Another factor that could explain Russia’s lack of impact in the digital field is that, according to the Kremlin’s organizational structure, those in charge of cybersecurity are the same people who deal with disinformation, and they have focused all their attention on the latter.
A strong defense
Last February, Ukraine was better prepared to deal with Russian cyberattacks than in 2014. Having Russia as a neighbor – Fedorov explains – the country focused its attention on strengthening its cybersecurity, increasing investment, working with international partners and hiring renowned specialists. And in addition to the EU and other national governments, Ukraine has the support of an international army of hacktivists known as the IT Army, which performs tasks that Kyiv coordinates through a Telegram channel.
“Several campaigns have been detected that could be compared to NotPetya. The lessons learned in recent years and the support of cybersecurity companies have helped mitigate their impact,” says Josep Albors, research director of cybersecurity firm ESET in Spain. The Slovak company is, together with Microsoft, one of the most active in the cyberdefense of Ukraine, and the support of these big companies has helped Kyiv to develop very strong defenses in the virtual field. This collaboration has made it possible to identify “numerous wiper campaigns that have been taking place, from hours before the start of the invasion until just a few weeks ago,” says Albors, “in addition to detecting and blocking, together with the authorities of Kyiv, an attempt by Industroyer2 to leave a large region of the country without power.”

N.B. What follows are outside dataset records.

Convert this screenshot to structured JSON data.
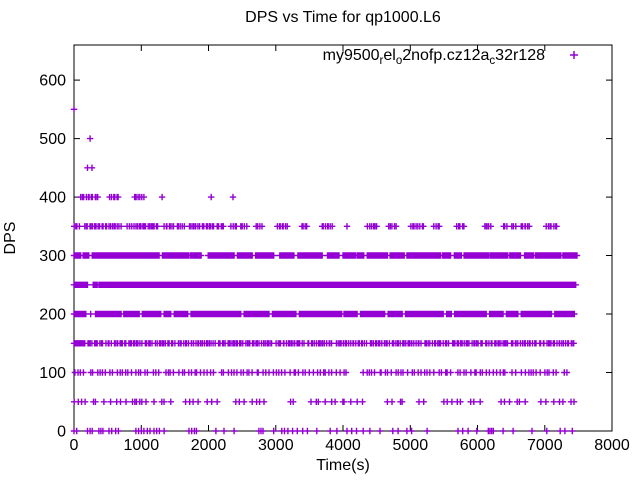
{
  "chart_data": {
    "type": "scatter",
    "title": "DPS vs Time for qp1000.L6",
    "xlabel": "Time(s)",
    "ylabel": "DPS",
    "xlim": [
      0,
      8000
    ],
    "ylim": [
      0,
      660
    ],
    "xticks": [
      0,
      1000,
      2000,
      3000,
      4000,
      5000,
      6000,
      7000,
      8000
    ],
    "yticks": [
      0,
      100,
      200,
      300,
      400,
      500,
      600
    ],
    "grid": false,
    "legend_position": "top-right-inside",
    "marker": "+",
    "marker_color": "#9400D3",
    "axis_color": "#000000",
    "series_label_plain": "my9500_rel_o2nofp.cz12a_c32r128",
    "series_label_parts": [
      {
        "text": "my9500",
        "sub": false
      },
      {
        "text": "r",
        "sub": true
      },
      {
        "text": "el",
        "sub": false
      },
      {
        "text": "o",
        "sub": true
      },
      {
        "text": "2nofp.cz12a",
        "sub": false
      },
      {
        "text": "c",
        "sub": true
      },
      {
        "text": "32r128",
        "sub": false
      }
    ],
    "bands": [
      {
        "dps": 550,
        "points": [
          0
        ]
      },
      {
        "dps": 500,
        "points": [
          240
        ]
      },
      {
        "dps": 450,
        "points": [
          200,
          268
        ]
      },
      {
        "dps": 400,
        "segments": [
          [
            100,
            360,
            "dense"
          ],
          [
            530,
            660,
            "dense"
          ],
          [
            900,
            1040,
            "dense"
          ]
        ],
        "points": [
          1310,
          2040,
          2365
        ]
      },
      {
        "dps": 350,
        "segments": [
          [
            0,
            80,
            "dense"
          ],
          [
            150,
            490,
            "dense"
          ],
          [
            520,
            700,
            "dense"
          ],
          [
            790,
            860,
            "dense"
          ],
          [
            890,
            1150,
            "dense"
          ],
          [
            1170,
            1250,
            "dense"
          ],
          [
            1340,
            1490,
            "dense"
          ],
          [
            1530,
            1640,
            "dense"
          ],
          [
            1710,
            1930,
            "dense"
          ],
          [
            1960,
            2080,
            "dense"
          ],
          [
            2130,
            2230,
            "dense"
          ],
          [
            2330,
            2420,
            "dense"
          ],
          [
            2480,
            2570,
            "dense"
          ],
          [
            2710,
            2800,
            "dense"
          ],
          [
            3020,
            3170,
            "dense"
          ],
          [
            3380,
            3460,
            "dense"
          ],
          [
            3690,
            3840,
            "dense"
          ],
          [
            4360,
            4500,
            "dense"
          ],
          [
            4680,
            4790,
            "dense"
          ],
          [
            5010,
            5200,
            "dense"
          ],
          [
            5350,
            5430,
            "dense"
          ],
          [
            5690,
            5800,
            "dense"
          ],
          [
            6100,
            6200,
            "dense"
          ],
          [
            6390,
            6440,
            "dense"
          ],
          [
            6510,
            6570,
            "dense"
          ],
          [
            6650,
            6770,
            "dense"
          ],
          [
            7020,
            7180,
            "dense"
          ]
        ],
        "points": [
          4060
        ]
      },
      {
        "dps": 300,
        "segments": [
          [
            0,
            100,
            "solid"
          ],
          [
            135,
            220,
            "solid"
          ],
          [
            270,
            1265,
            "solid"
          ],
          [
            1315,
            1700,
            "solid"
          ],
          [
            1725,
            1890,
            "solid"
          ],
          [
            1995,
            2380,
            "solid"
          ],
          [
            2430,
            2650,
            "solid"
          ],
          [
            2700,
            2970,
            "solid"
          ],
          [
            3060,
            3270,
            "solid"
          ],
          [
            3330,
            3690,
            "solid"
          ],
          [
            3770,
            3940,
            "solid"
          ],
          [
            4000,
            4190,
            "solid"
          ],
          [
            4215,
            4310,
            "solid"
          ],
          [
            4360,
            4660,
            "solid"
          ],
          [
            4700,
            4910,
            "solid"
          ],
          [
            4950,
            5080,
            "solid"
          ],
          [
            5100,
            5250,
            "solid"
          ],
          [
            5270,
            5450,
            "solid"
          ],
          [
            5480,
            5600,
            "solid"
          ],
          [
            5655,
            5760,
            "solid"
          ],
          [
            5800,
            6160,
            "solid"
          ],
          [
            6185,
            6450,
            "solid"
          ],
          [
            6480,
            6640,
            "solid"
          ],
          [
            6700,
            6830,
            "solid"
          ],
          [
            6860,
            7080,
            "solid"
          ],
          [
            7100,
            7240,
            "solid"
          ],
          [
            7270,
            7480,
            "solid"
          ]
        ],
        "points": []
      },
      {
        "dps": 250,
        "segments": [
          [
            0,
            200,
            "solid"
          ],
          [
            285,
            345,
            "solid"
          ],
          [
            370,
            7440,
            "solid"
          ]
        ],
        "points": [
          7460
        ]
      },
      {
        "dps": 200,
        "segments": [
          [
            0,
            175,
            "solid"
          ],
          [
            320,
            700,
            "solid"
          ],
          [
            740,
            970,
            "solid"
          ],
          [
            1015,
            1220,
            "solid"
          ],
          [
            1240,
            1290,
            "solid"
          ],
          [
            1340,
            1440,
            "solid"
          ],
          [
            1490,
            1690,
            "solid"
          ],
          [
            1740,
            2480,
            "solid"
          ],
          [
            2530,
            2900,
            "solid"
          ],
          [
            2950,
            3300,
            "solid"
          ],
          [
            3350,
            3980,
            "solid"
          ],
          [
            4015,
            4210,
            "solid"
          ],
          [
            4260,
            4620,
            "solid"
          ],
          [
            4670,
            4880,
            "solid"
          ],
          [
            4930,
            5490,
            "solid"
          ],
          [
            5540,
            5610,
            "solid"
          ],
          [
            5660,
            6130,
            "solid"
          ],
          [
            6180,
            6380,
            "solid"
          ],
          [
            6430,
            6600,
            "solid"
          ],
          [
            6650,
            7100,
            "solid"
          ],
          [
            7150,
            7440,
            "solid"
          ]
        ],
        "points": [
          248
        ]
      },
      {
        "dps": 150,
        "segments": [
          [
            0,
            160,
            "solid"
          ],
          [
            200,
            430,
            "dense"
          ],
          [
            470,
            560,
            "dense"
          ],
          [
            600,
            1010,
            "dense"
          ],
          [
            1060,
            1160,
            "dense"
          ],
          [
            1210,
            1500,
            "dense"
          ],
          [
            1550,
            2100,
            "dense"
          ],
          [
            2150,
            2940,
            "dense"
          ],
          [
            3000,
            3420,
            "dense"
          ],
          [
            3470,
            3840,
            "dense"
          ],
          [
            3900,
            4350,
            "dense"
          ],
          [
            4400,
            4690,
            "dense"
          ],
          [
            4730,
            5160,
            "dense"
          ],
          [
            5220,
            5570,
            "dense"
          ],
          [
            5620,
            6070,
            "dense"
          ],
          [
            6120,
            6450,
            "dense"
          ],
          [
            6500,
            6870,
            "dense"
          ],
          [
            6920,
            7440,
            "dense"
          ]
        ],
        "points": []
      },
      {
        "dps": 100,
        "segments": [
          [
            0,
            140,
            "medium"
          ],
          [
            250,
            1100,
            "medium"
          ],
          [
            1180,
            1260,
            "medium"
          ],
          [
            1350,
            1500,
            "medium"
          ],
          [
            1560,
            2080,
            "medium"
          ],
          [
            2180,
            2900,
            "medium"
          ],
          [
            2960,
            3500,
            "medium"
          ],
          [
            3560,
            3830,
            "medium"
          ],
          [
            3900,
            4060,
            "medium"
          ],
          [
            4300,
            4960,
            "medium"
          ],
          [
            5030,
            5350,
            "medium"
          ],
          [
            5430,
            5600,
            "medium"
          ],
          [
            5700,
            6420,
            "medium"
          ],
          [
            6500,
            6570,
            "medium"
          ],
          [
            6650,
            7180,
            "medium"
          ],
          [
            7280,
            7330,
            "medium"
          ]
        ],
        "points": []
      },
      {
        "dps": 50,
        "segments": [
          [
            0,
            200,
            "sparse"
          ],
          [
            270,
            350,
            "sparse"
          ],
          [
            445,
            545,
            "sparse"
          ],
          [
            620,
            870,
            "sparse"
          ],
          [
            890,
            1070,
            "medium"
          ],
          [
            1190,
            1440,
            "sparse"
          ],
          [
            1660,
            1860,
            "sparse"
          ],
          [
            1980,
            2130,
            "sparse"
          ],
          [
            2380,
            2530,
            "sparse"
          ],
          [
            2630,
            2850,
            "sparse"
          ],
          [
            3200,
            3260,
            "sparse"
          ],
          [
            3500,
            4000,
            "sparse"
          ],
          [
            4015,
            4290,
            "sparse"
          ],
          [
            4660,
            4910,
            "sparse"
          ],
          [
            5130,
            5200,
            "sparse"
          ],
          [
            5500,
            5550,
            "sparse"
          ],
          [
            5620,
            5770,
            "sparse"
          ],
          [
            5870,
            6040,
            "sparse"
          ],
          [
            6340,
            6490,
            "sparse"
          ],
          [
            6590,
            6710,
            "sparse"
          ],
          [
            6940,
            7440,
            "sparse"
          ]
        ],
        "points": []
      },
      {
        "dps": 0,
        "segments": [],
        "points": [
          0,
          40,
          200,
          240,
          270,
          370,
          400,
          430,
          520,
          560,
          620,
          660,
          920,
          960,
          1000,
          1040,
          1090,
          1130,
          1190,
          1230,
          1270,
          1340,
          1710,
          1750,
          1790,
          1820,
          2110,
          2230,
          2380,
          2750,
          2780,
          2810,
          2970,
          3090,
          3130,
          3180,
          3250,
          3320,
          3400,
          3470,
          3610,
          3810,
          3910,
          4060,
          4130,
          4200,
          4300,
          4400,
          4550,
          4740,
          4820,
          4950,
          5020,
          5250,
          5710,
          5780,
          5860,
          5990,
          6160,
          6185,
          6210,
          6235,
          6380,
          6530,
          6810,
          7030,
          7230,
          7300,
          7410
        ]
      }
    ]
  }
}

Another key element of the Ukrainian resistance concerns the management of the data centers where the systems are housed. “In recent years Ukraine reached agreements with other countries as well as with Amazon Web Services to generate digital twins, so that if one is rendered unusable on Ukrainian soil there is a copy elsewhere,” explains Raquel Jorge, a technology policy analyst at the Elcano Royal Institute for International and Strategic Studies, in Spain. Fedorov highlights Poland’s assistance in this regard, pointing out that some Ukrainian records and backups have been transferred to Warsaw. They also established an infrastructure to house tax records and other data from the Treasury on Polish soil.
After almost a year, Ukraine continues to resist the Russian invasion, both military and cybernetic. Nonetheless, the extension of the conflict could bring new surprises in the digital arena. According to an investigation, the cyberattack campaign that left Ukraine without electricity in 2015 took 19 months of planning and work; even if Russia has used up its aces, the longer the war carries on, the more time Moscow will have to develop, deploy and activate more significant cyberattacks, warns Moore.